A 14-year-old boy fell from a condominium in Sendai, and died Feb. 27, apparently after taking the flu treatment drug Tamiflu the day before, police said.

Tamiflu, produced by Swiss health-care group Roche and imported to the nation by the group's Japan unit, Chugai Pharmaceutical Co. KYODO PHOTO
The police received a call around 1:20 a.m. from his mother that the boy had fallen.

The teen had severe head injuries and was transported to a hospital where he died shortly after.

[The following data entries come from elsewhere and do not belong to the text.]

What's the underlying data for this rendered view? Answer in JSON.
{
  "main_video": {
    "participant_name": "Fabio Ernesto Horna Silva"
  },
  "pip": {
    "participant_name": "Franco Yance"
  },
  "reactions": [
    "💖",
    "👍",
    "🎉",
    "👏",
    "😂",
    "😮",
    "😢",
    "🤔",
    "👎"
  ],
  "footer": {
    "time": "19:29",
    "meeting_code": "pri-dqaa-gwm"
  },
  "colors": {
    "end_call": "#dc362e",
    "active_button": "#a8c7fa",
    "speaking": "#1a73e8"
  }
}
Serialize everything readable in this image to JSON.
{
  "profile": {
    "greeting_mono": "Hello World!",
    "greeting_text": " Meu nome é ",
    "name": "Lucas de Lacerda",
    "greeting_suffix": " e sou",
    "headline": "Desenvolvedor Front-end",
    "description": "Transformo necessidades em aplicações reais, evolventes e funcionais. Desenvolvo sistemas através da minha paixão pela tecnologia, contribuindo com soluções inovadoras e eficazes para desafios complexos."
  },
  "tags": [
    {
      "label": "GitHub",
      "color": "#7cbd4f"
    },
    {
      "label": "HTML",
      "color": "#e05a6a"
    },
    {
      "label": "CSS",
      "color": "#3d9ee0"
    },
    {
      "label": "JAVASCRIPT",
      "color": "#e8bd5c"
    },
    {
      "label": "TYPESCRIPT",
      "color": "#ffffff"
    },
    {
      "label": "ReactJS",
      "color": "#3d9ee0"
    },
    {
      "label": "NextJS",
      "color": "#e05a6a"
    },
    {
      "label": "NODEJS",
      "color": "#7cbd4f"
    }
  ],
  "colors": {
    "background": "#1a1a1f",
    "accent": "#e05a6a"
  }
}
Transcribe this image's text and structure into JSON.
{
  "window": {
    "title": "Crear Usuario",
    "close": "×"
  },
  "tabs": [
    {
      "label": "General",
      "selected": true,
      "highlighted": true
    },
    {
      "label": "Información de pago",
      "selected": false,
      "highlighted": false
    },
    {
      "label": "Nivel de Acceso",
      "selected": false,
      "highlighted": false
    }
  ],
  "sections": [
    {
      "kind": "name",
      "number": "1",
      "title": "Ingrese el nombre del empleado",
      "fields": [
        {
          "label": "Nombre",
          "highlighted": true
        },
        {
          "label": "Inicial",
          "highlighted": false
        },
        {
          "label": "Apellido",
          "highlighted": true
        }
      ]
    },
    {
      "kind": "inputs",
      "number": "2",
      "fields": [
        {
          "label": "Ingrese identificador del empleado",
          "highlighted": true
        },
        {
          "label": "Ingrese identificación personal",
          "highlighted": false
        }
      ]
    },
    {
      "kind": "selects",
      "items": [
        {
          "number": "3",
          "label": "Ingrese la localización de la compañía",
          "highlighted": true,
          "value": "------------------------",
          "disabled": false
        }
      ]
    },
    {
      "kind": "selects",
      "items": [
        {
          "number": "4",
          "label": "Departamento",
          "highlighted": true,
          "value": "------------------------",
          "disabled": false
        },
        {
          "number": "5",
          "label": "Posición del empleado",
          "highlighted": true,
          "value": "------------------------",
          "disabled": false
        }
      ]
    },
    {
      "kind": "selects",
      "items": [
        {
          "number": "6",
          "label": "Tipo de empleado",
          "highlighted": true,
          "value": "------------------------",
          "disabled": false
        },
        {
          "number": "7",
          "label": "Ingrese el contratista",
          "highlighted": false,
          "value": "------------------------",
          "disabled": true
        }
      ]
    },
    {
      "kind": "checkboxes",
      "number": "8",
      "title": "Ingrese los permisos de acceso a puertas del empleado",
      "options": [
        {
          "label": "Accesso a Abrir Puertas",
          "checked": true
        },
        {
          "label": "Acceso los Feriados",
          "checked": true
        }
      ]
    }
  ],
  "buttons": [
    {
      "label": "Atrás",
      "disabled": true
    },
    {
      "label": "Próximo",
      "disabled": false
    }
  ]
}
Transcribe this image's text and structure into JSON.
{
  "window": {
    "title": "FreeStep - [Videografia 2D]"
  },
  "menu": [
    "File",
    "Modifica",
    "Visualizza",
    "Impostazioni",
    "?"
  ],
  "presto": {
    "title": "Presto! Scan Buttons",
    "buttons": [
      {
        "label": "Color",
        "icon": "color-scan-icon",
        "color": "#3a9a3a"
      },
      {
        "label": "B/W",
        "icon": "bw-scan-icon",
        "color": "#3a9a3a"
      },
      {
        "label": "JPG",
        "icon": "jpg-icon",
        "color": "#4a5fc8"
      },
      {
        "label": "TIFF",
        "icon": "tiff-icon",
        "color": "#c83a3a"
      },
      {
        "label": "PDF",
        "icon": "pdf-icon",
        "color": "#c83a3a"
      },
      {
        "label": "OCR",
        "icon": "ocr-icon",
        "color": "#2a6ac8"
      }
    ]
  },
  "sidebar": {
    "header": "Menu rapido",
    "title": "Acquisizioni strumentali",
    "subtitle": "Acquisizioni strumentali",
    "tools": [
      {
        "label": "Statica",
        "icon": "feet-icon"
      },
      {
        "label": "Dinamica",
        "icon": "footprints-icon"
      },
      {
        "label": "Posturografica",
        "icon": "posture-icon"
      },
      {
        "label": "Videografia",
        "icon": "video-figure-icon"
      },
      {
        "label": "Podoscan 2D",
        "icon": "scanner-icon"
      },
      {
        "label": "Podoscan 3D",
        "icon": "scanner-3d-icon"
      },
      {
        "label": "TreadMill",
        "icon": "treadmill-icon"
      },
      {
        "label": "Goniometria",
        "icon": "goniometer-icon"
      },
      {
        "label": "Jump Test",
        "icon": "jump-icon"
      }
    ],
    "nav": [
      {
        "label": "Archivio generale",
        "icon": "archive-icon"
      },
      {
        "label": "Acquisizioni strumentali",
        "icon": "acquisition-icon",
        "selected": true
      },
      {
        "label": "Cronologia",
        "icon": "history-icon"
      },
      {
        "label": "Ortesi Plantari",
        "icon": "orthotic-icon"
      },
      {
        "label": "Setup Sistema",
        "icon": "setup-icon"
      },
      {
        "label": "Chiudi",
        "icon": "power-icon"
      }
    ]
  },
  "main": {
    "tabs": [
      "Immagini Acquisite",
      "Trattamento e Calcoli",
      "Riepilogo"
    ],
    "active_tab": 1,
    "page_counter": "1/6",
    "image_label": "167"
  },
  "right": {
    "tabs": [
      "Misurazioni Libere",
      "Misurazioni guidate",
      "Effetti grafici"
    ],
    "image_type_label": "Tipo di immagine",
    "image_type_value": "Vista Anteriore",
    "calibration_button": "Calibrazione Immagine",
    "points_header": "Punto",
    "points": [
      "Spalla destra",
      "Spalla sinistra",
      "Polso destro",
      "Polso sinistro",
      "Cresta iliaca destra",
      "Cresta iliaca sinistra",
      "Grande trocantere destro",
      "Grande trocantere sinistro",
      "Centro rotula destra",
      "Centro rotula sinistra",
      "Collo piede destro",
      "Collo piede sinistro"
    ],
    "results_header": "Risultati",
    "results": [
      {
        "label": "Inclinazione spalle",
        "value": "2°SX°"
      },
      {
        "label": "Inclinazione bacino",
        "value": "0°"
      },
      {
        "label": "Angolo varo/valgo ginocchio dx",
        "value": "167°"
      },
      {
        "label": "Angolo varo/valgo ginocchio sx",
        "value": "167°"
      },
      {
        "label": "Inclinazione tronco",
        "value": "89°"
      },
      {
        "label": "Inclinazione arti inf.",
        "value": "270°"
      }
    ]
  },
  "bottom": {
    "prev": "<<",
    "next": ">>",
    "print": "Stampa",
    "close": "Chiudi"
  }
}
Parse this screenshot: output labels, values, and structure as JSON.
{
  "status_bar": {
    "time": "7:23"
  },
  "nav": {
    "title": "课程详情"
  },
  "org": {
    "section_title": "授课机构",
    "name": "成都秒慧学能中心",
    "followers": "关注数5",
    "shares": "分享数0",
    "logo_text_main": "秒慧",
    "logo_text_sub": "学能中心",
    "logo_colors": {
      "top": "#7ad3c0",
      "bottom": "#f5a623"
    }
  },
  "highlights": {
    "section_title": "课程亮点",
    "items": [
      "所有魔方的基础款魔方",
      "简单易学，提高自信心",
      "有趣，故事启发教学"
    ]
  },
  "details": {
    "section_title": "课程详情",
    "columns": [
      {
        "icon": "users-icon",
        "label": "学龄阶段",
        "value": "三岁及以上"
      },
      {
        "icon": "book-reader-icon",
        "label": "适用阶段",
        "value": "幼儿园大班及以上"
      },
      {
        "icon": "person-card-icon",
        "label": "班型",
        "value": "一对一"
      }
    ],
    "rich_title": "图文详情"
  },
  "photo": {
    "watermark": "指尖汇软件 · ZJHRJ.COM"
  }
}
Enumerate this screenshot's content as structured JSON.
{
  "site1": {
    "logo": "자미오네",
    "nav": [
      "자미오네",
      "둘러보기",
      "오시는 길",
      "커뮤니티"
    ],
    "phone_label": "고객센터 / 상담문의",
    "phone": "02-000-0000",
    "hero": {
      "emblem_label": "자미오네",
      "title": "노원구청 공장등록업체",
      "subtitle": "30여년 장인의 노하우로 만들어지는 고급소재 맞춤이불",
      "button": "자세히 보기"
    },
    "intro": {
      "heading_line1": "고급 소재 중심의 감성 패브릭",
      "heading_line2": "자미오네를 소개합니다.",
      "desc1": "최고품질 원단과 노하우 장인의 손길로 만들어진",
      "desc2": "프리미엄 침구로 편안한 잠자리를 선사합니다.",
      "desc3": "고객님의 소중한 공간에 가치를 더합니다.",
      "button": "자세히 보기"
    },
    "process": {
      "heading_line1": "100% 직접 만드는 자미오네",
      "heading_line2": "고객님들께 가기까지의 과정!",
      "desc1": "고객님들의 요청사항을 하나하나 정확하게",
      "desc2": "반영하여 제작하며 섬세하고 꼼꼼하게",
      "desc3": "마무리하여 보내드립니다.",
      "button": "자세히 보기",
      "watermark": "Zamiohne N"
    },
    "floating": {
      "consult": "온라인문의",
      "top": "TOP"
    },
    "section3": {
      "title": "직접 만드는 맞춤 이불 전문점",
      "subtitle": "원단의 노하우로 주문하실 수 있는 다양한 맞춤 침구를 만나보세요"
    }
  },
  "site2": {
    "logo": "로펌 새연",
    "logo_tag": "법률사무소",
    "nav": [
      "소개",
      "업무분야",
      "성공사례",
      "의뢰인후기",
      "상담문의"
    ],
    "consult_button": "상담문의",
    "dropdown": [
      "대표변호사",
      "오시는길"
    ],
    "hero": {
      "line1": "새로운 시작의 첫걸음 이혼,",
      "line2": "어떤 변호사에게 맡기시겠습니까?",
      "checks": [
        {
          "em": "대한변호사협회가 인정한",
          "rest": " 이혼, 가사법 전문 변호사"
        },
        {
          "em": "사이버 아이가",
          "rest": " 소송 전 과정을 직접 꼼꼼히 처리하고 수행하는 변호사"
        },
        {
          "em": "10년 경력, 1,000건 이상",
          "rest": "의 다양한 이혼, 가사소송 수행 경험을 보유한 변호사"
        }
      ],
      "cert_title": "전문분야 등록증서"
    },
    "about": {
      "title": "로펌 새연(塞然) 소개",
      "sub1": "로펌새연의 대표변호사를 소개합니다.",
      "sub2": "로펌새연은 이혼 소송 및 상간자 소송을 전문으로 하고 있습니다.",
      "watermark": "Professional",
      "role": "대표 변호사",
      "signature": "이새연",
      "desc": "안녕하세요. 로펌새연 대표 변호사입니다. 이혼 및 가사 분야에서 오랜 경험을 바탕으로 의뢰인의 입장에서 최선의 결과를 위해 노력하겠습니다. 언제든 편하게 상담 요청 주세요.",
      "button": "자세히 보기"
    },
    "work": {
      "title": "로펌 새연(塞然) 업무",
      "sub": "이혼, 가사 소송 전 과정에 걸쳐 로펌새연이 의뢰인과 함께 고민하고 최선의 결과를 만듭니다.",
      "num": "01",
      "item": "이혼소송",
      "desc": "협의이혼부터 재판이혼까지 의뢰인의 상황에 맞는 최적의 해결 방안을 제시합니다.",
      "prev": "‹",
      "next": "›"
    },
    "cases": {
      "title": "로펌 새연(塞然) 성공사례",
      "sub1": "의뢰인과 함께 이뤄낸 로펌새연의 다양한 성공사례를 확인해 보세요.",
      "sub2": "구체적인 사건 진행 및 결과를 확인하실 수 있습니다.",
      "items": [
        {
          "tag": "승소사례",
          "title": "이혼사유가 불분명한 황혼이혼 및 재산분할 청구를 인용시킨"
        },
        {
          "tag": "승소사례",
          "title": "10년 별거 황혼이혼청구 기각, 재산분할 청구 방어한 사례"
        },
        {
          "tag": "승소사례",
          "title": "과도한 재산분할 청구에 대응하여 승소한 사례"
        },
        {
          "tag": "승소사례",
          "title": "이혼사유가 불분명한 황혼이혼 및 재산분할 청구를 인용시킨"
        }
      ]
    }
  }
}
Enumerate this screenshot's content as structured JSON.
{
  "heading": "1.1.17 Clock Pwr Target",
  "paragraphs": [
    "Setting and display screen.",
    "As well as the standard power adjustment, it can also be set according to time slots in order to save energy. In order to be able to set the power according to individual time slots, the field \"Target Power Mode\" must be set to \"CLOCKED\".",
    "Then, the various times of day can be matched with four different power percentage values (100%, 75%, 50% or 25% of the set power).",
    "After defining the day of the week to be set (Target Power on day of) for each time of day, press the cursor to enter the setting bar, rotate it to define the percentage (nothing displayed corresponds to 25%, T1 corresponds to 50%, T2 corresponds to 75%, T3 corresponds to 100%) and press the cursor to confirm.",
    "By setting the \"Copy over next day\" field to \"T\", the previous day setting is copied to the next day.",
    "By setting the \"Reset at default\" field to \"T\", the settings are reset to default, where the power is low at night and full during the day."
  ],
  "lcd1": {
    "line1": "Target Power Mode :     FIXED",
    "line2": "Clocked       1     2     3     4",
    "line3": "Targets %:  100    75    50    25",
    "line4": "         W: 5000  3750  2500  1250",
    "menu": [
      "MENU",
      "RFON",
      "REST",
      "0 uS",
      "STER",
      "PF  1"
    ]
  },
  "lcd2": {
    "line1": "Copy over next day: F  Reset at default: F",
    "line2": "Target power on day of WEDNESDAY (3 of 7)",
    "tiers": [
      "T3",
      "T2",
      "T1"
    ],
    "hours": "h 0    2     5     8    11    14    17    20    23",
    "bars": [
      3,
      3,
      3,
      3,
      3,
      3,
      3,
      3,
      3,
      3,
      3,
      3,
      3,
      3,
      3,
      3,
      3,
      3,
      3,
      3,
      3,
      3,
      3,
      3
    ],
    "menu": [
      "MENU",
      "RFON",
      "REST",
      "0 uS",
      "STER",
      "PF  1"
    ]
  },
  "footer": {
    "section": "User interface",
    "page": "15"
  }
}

The police are investigating a possible link between the drug and his fall. The Ministry of Health, Labor and Welfare said it is not clear if a causal link can be established between the boy's action and the drug, despite reports of similar abnormal actions including jumps to death from buildings by those who took Tamiflu in Japan.

The government is building a stockpile of the drug, known generically as oseltamivir phosphate, as part of its efforts to step up preparedness against an epidemic of a new form of influenza.

No suicide note was found and his family told the police there was no reason for them to think he would commit suicide.

After he was diagnosed as having the flu on the morning of Feb. 26 and taking two Tamiflu pills that day, the teen was sleeping in the same room as his mother until he suddenly woke up and went out of the condominium unit, climbed over the 1.26-meter wall of the corridor and fell to a parking lot on the ground.

On Feb. 24, a group of people calling themselves "victims" of Tamiflu-induced brain symptoms asked the health ministry to acknowledge a link between the drug and abnormal acts by those who took it, and issue warnings.